Whoever sheds the blood of man, by man shall his blood be shed, for God made man in his own image. – Genesis 9:6
Whoever takes a human life shall surely be put to death. – Leviticus 24:17
So it would seem, according to Claiborne, that God is not consistently pro-life.
On gun violence and militarism
It’s unfair to imply that those who support the 2nd Amendment right to keep and bear arms and are not pacifists are therefore pro-death. We all want to end gun violence and avoid war but we disagree on the means to those ends. Some of us, I think, have a more realistic appreciation of man’s propensity to do evil when deterrents are removed.
Weapons and military might ought to be on the “pro” side of a pro-life position because when used properly they are essential for protecting life in light of the sad reality of evil in the world, and in the heart of man. God hates sin and violence but he is not opposed to all war. One of his promised blessings to the Israelites if they obeyed him was this:
You shall chase your enemies, and they shall fall before you by the sword. – Leviticus 26:7
On the environment
There’s a lot of conflicting information out there on climate change. So if the suggestion is that being pro-life requires buying into gloom and doom predictions that have not been well-established, that’s also unfair. Nor is it necessarily pro-life to support drastic measures that may not have the desired effect in the future but will negatively impact lives in the present.
Yes, God calls us to care for the earth, and we should be concerned about protecting it for the generations of image-bearers to come. But isn’t it actually more pro-life to support and encourage solutions that don’t involve sacrificing the lives and livelihoods of image-bearers inhabiting the earth right now?
As I admitted up-front, I’m not a paragon of Christian compassion so I certainly can do better at caring for the lives of the already born, and I humbly receive the reminder. But I reject the misleading and massively unfair suggestion that my views on these social issues are not only inconsistent with being pro-life but make me pro-death.

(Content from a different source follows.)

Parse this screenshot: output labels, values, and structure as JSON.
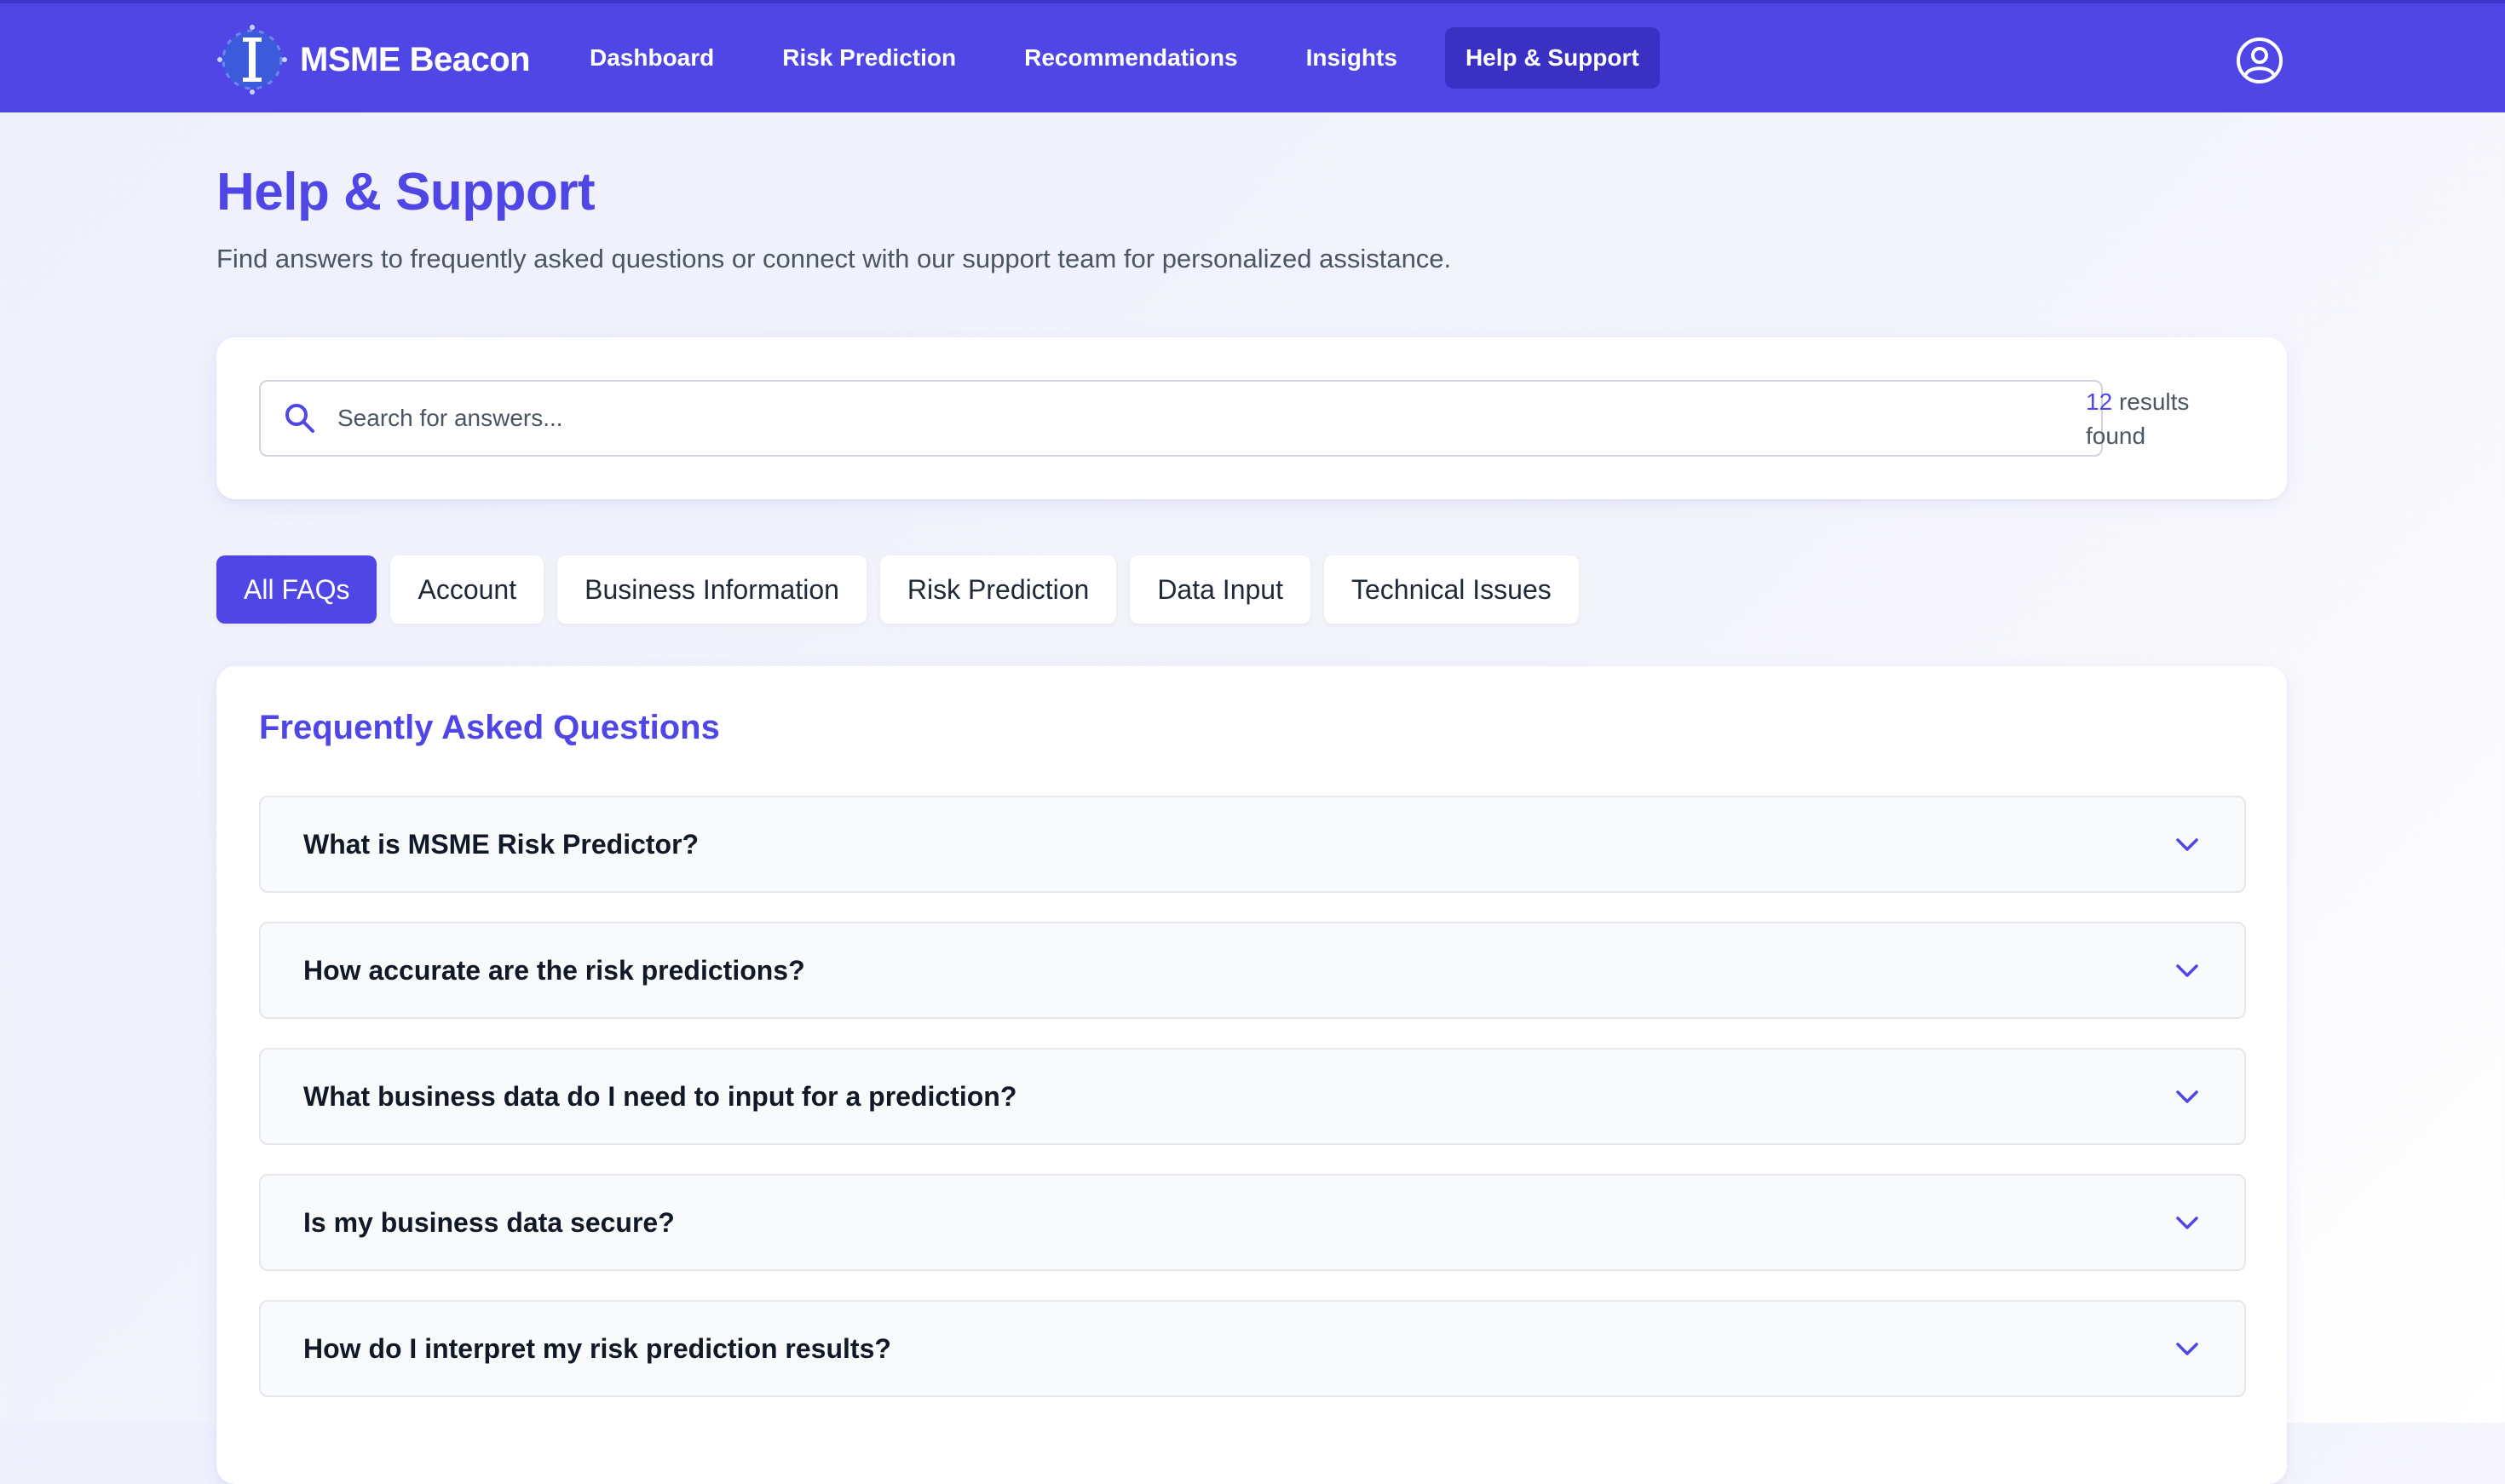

Couldn’t agree more, Caroline. I’d never heard of Claiborne before, so I can judge his words solely on their own merits. There’s nothing like sweeping and preposterous generalizations to show one is, at least, being disingenuous or, at worst, deliberately being inaccurate. Claiborne is indeed saying you can’t be pro-life unless you do it on his “woke,” PC terms, rather than base it on what God says in the bible. It’s sad when people that identify as Christians ignore the evil in front of them–as evidenced by the words and actions of today’s Democratic party platform and candidates–and can’t see how such evil is really pro-death and -destruction. Although the Republican party certainly has its own issues and imperfections and should be better job in many areas, there is a stark moral difference between our two party choices today. I pray Claiborne seeks discernment from God and then uses that discernment to accurately inform and love (rather than mislead) his followers.

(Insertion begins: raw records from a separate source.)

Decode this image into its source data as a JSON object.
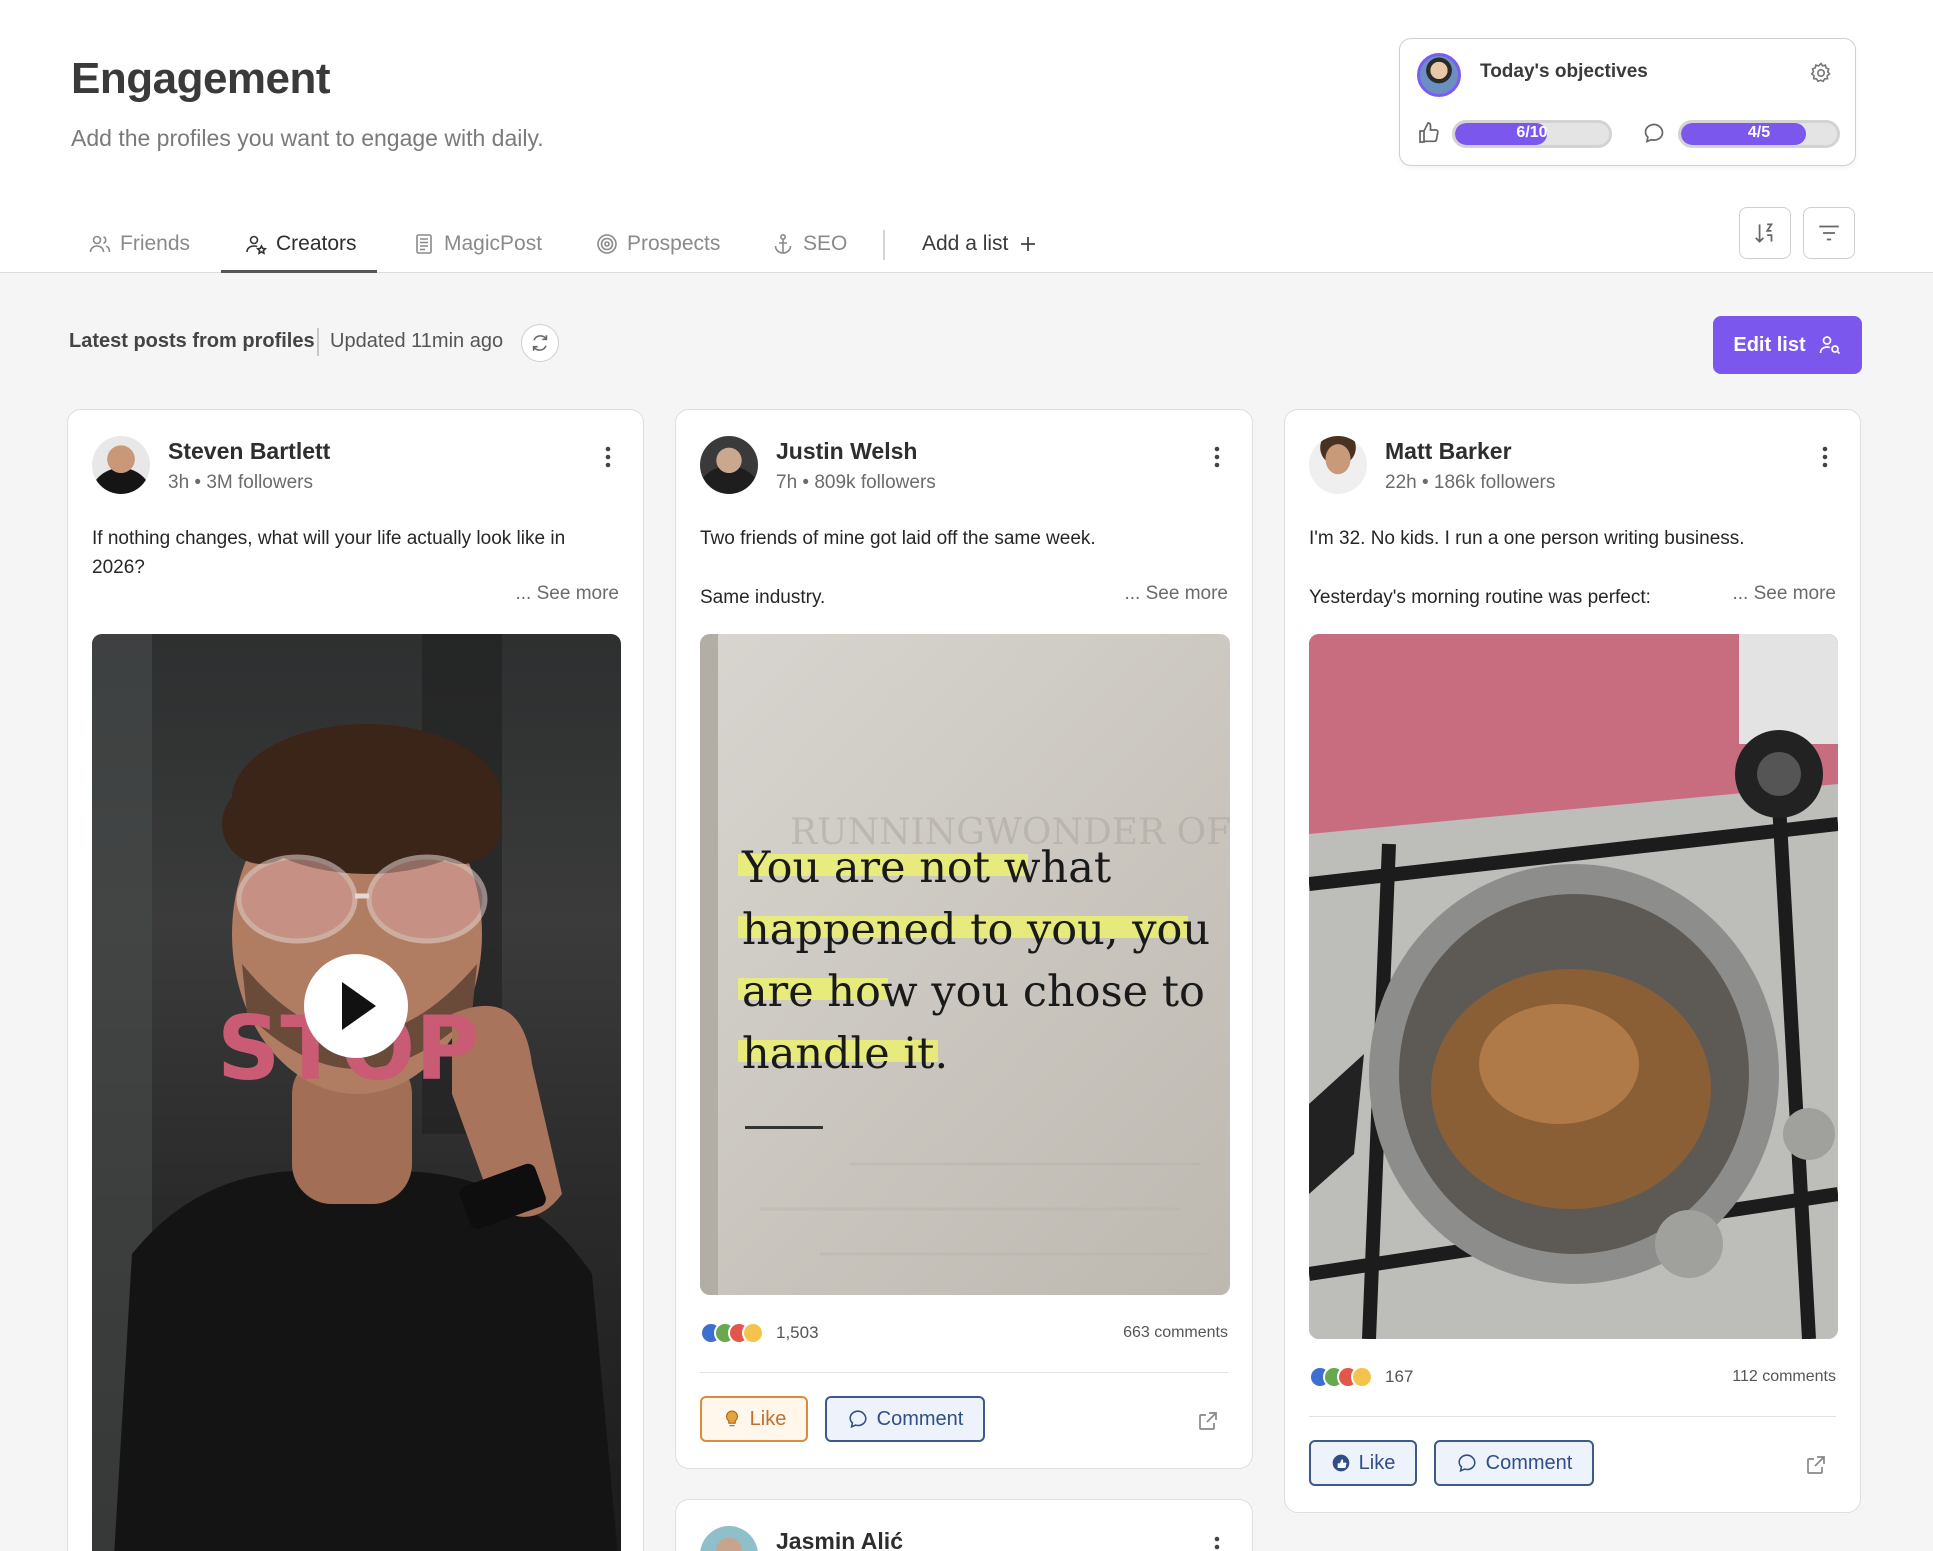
{
  "header": {
    "title": "Engagement",
    "subtitle": "Add the profiles you want to engage with daily."
  },
  "objectives": {
    "title": "Today's objectives",
    "likes": {
      "label": "6/10",
      "progress": 0.6
    },
    "comments": {
      "label": "4/5",
      "progress": 0.8
    }
  },
  "tabs": [
    {
      "label": "Friends",
      "icon": "users-icon"
    },
    {
      "label": "Creators",
      "icon": "creator-icon",
      "active": true
    },
    {
      "label": "MagicPost",
      "icon": "document-icon"
    },
    {
      "label": "Prospects",
      "icon": "target-icon"
    },
    {
      "label": "SEO",
      "icon": "anchor-icon"
    }
  ],
  "add_list_label": "Add a list",
  "feed": {
    "latest_label": "Latest posts from profiles",
    "updated_label": "Updated 11min ago",
    "edit_list_label": "Edit list"
  },
  "posts": [
    {
      "author": "Steven Bartlett",
      "meta": "3h • 3M followers",
      "text": "If nothing changes, what will your life actually look like in 2026?",
      "see_more": "... See more",
      "overlay_text": "STOP"
    },
    {
      "author": "Justin Welsh",
      "meta": "7h • 809k followers",
      "text_line1": "Two friends of mine got laid off the same week.",
      "text_line2": "Same industry.",
      "see_more": "... See more",
      "quote": [
        "You are not what",
        "happened to you, you",
        "are how you chose to",
        "handle it."
      ],
      "reaction_count": "1,503",
      "comments": "663 comments",
      "like_label": "Like",
      "comment_label": "Comment"
    },
    {
      "author": "Matt Barker",
      "meta": "22h • 186k followers",
      "text_line1": "I'm 32. No kids. I run a one person writing business.",
      "text_line2": "Yesterday's morning routine was perfect:",
      "see_more": "... See more",
      "reaction_count": "167",
      "comments": "112 comments",
      "like_label": "Like",
      "comment_label": "Comment"
    },
    {
      "author": "Jasmin Alić"
    }
  ],
  "colors": {
    "accent": "#7b57ee",
    "like_orange": "#d98c3c",
    "button_blue": "#3d5a8a"
  }
}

I’m glad you agree, David. I’m sure Claiborne and others like him believe they’re preaching what Jesus would have them preach, but I think they’re often misled and, as you say, misleading others.
I wish all of us in the church could be in this culture war as a united front.
This isn’t a new argument from the pro-choice side of things. Sadly, it’s an oversimplification that they are unwilling to let go of. For my part, I have done what I can to educate people on this as well. It just comes down to whether or not they’re willing to listen.